Using simulation software, energy companies can generate predictions to guide investment and engineering decisions around CCS projects. And when those efforts are backed by tax incentives like those in the U.S., CCS projects can be viewed as assets instead of liabilities.

Take for example an end-of-life gas reservoir — when the reservoir is abandoned, it becomes a liability on an energy company’s balance sheet. Instead of abandoning the reservoir, energy companies could convert it into a CO2 storage site. The subsequent  tax incentives transform it into an asset.

If this sounds out of reach, consider our knowledge and application of injecting carbon dioxide into a reservoir for enhanced oil recovery. Using simulation software, we can model what is needed to store CO2 permanently in the ground.

We can also take this a step further. By heating the cooled COinside the ground, we have the ability to create and power a closed-loop geothermal heat system.

Of course there are engineering challenges and expenses, as you have to put infrastructure in place to create the closed loop, but it’s just one of many examples showing how a liability can be turned into an asset.

The game-changer today is simulation plus machine learning

Modeling the subsurface is a daunting task, especially when it involves the behavior of CO2. This fluid undergoes transitions from gas to liquid to supercritical phase, where it exists as neither a true gas nor a liquid but rather as a state with properties of both. Its sensitivity to temperature and pressure changes add to the complexity. Achieving precision becomes a critical concern when attempting to simulate its behavior within precise temperature and pressure parameters.

Simulation has become a vital tool to ensure precision in modeling CO2 behavior and by creating virtual models of complex systems such as CCS, engineers are empowered to analyze their performance and optimize designs to mimic and replicate the production process, making any tweaks early in the process. This mitigates risk, saves time and expense, and ensures safety.

Anyone who has done simulation will tell you it can take a long time, as computers work through complex algorithms and mathematical models to make predictions.

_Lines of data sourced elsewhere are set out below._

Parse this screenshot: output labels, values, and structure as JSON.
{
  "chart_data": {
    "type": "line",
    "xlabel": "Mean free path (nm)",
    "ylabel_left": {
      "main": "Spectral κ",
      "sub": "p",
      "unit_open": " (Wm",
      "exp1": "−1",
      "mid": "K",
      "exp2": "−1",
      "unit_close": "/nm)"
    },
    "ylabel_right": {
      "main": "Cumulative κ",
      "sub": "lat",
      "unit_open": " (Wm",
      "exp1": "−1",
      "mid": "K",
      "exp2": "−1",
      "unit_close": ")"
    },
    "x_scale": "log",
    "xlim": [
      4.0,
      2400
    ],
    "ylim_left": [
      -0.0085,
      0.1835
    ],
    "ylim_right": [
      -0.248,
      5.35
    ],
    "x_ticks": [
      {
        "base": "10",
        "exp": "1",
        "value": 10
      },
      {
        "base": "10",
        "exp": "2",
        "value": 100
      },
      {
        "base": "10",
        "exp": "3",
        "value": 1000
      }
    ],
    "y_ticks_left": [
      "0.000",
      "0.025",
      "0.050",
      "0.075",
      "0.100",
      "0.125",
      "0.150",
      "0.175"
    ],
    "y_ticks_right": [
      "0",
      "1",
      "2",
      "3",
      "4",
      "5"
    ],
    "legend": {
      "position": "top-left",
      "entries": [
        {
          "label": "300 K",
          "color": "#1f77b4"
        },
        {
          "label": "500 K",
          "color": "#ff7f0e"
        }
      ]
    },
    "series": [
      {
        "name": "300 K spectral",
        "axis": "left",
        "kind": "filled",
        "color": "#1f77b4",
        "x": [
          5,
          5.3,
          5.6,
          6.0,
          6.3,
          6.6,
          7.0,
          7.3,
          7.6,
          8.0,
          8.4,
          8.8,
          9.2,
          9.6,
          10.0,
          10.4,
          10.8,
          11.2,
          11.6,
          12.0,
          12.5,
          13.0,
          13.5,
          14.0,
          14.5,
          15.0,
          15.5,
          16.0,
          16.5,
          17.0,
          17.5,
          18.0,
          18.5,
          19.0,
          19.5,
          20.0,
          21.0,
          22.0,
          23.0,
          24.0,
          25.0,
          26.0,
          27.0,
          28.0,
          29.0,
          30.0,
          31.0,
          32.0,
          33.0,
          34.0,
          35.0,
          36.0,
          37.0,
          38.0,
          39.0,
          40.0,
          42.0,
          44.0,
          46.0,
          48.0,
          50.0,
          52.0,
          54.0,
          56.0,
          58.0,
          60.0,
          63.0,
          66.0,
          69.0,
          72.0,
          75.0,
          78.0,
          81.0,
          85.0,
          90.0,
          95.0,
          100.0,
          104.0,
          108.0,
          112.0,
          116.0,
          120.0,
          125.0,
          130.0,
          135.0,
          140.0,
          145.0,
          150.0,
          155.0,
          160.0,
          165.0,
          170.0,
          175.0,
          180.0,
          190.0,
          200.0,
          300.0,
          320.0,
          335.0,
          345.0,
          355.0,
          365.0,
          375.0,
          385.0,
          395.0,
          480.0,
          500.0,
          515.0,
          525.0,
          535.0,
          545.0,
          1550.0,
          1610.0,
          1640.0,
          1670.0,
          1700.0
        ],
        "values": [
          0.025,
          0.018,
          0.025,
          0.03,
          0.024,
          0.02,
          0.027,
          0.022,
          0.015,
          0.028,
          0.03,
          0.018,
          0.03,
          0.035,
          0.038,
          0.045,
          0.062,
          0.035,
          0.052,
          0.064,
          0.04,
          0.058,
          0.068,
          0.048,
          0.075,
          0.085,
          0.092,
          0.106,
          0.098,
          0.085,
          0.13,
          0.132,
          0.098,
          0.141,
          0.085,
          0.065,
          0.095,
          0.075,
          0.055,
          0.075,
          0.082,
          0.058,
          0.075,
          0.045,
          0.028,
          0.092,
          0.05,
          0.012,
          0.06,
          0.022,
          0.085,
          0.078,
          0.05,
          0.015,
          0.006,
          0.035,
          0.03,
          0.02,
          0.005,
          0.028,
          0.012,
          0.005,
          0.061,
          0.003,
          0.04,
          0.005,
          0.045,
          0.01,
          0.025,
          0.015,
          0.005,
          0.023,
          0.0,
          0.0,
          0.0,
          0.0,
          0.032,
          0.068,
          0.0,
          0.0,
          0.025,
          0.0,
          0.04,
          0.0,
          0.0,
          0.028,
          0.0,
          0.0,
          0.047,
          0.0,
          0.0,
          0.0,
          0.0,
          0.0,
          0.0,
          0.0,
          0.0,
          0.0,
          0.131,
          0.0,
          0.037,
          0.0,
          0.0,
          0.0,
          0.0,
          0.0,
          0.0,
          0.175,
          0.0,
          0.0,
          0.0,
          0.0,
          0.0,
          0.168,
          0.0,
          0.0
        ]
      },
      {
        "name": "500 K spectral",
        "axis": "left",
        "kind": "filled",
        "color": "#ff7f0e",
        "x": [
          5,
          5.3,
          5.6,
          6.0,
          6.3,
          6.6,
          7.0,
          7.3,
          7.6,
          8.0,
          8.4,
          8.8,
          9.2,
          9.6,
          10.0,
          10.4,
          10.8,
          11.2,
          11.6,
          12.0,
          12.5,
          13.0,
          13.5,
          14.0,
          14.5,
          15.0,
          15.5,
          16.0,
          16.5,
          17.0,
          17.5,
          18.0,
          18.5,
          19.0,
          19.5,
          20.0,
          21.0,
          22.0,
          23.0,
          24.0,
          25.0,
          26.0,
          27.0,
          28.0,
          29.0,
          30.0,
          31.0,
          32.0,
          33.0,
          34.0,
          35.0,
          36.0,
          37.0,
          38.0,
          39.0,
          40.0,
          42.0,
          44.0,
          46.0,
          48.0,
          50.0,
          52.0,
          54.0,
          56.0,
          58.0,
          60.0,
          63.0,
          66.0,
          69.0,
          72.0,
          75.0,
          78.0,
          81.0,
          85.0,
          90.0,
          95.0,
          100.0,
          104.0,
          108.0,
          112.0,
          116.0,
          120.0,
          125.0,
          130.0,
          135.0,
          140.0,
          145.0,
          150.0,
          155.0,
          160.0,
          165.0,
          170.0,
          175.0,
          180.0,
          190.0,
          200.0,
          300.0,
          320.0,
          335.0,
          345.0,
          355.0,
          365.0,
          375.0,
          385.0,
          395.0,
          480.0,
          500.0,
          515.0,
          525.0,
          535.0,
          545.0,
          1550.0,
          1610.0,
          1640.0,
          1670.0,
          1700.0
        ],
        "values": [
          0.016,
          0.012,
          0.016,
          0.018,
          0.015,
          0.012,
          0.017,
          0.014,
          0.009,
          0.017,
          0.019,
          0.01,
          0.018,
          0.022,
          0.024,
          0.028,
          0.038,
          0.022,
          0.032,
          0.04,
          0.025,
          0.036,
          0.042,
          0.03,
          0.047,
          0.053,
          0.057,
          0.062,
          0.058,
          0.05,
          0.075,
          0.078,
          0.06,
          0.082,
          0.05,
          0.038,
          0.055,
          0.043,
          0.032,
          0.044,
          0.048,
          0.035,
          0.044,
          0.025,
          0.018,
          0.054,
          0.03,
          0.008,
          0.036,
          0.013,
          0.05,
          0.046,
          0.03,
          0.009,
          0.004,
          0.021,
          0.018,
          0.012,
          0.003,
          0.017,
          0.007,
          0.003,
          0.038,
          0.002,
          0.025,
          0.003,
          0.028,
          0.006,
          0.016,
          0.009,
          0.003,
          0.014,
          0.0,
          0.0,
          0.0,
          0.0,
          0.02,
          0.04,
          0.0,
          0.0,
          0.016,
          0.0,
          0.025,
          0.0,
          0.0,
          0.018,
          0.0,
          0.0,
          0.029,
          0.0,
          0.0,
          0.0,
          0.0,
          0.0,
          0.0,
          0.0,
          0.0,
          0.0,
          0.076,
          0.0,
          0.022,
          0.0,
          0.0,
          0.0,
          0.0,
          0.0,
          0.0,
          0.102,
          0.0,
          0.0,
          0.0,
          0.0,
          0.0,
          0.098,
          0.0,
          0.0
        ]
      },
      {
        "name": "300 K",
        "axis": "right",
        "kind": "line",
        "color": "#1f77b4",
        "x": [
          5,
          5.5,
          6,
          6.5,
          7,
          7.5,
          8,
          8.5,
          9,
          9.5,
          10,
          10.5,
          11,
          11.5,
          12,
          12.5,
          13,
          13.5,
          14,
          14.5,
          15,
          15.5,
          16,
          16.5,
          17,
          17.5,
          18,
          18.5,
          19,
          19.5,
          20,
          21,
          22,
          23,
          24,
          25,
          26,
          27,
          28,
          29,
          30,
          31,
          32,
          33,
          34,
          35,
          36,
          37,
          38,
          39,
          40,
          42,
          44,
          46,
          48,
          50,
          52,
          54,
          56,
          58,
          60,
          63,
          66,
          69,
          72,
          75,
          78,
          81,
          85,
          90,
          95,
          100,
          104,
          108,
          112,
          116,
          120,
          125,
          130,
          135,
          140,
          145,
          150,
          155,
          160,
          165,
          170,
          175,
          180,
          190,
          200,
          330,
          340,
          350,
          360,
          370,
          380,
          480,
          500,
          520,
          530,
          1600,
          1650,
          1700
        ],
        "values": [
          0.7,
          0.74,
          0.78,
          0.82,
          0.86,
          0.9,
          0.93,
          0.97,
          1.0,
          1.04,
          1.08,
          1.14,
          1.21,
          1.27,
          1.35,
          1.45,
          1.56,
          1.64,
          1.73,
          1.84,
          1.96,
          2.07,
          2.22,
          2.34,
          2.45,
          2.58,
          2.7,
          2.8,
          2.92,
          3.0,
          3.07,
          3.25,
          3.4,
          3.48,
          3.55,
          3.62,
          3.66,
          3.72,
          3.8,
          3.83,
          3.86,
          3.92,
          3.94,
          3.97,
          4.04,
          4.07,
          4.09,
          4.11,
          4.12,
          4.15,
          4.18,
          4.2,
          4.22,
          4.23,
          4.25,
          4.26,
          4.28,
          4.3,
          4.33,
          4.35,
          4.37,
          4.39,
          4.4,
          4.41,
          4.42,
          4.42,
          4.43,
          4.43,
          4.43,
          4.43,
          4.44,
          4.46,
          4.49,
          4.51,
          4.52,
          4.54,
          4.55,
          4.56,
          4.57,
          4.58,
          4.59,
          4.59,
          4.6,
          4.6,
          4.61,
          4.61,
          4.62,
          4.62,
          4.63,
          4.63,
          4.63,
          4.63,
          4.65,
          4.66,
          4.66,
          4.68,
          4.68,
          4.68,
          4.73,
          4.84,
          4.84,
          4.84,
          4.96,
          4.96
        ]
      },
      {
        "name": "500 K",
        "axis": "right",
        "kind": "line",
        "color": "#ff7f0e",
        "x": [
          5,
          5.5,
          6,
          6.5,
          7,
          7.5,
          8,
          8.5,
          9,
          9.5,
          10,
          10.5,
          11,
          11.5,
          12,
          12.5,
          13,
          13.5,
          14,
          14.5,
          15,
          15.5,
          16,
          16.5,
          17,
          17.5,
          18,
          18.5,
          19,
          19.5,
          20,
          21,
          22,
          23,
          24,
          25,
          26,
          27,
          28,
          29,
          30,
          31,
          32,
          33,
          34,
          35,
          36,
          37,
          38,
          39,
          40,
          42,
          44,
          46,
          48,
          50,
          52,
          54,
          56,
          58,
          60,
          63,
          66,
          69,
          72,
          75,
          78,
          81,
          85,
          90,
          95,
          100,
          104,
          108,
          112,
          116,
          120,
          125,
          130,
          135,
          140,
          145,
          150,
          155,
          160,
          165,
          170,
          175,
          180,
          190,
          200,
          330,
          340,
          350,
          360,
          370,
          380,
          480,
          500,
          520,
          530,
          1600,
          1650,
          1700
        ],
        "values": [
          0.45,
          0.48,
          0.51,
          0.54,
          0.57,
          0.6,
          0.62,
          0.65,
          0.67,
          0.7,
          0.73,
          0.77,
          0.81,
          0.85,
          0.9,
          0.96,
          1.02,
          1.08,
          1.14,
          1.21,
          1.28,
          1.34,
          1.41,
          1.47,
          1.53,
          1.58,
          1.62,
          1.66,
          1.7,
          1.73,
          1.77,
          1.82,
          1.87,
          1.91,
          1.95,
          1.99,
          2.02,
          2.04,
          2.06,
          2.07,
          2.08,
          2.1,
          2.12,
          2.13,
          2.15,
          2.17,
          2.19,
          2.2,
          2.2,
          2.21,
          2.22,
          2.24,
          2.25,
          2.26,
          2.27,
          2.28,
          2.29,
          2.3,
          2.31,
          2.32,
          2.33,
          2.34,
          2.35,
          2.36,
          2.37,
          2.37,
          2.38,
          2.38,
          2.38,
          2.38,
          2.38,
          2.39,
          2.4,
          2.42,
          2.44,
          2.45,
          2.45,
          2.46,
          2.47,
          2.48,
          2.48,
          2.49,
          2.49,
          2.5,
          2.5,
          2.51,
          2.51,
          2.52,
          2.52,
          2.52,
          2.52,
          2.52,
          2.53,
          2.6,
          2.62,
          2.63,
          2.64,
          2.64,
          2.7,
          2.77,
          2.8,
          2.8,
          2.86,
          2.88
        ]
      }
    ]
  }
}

That is changing too, as large data sets are now being fed into machine learning models that can recognize patterns and learn to reason. When we move those machine learning environments into the Cloud — where we can tap into high-performance computing power — we can then generate simulations in a matter of hours and sometimes minutes, not days or weeks.

With the help of simulation technology, which combines the physics of geology with machine learning, we are addressing major challenges that have thus far held CCS from going mainstream.

The first step is to take off the blindfold.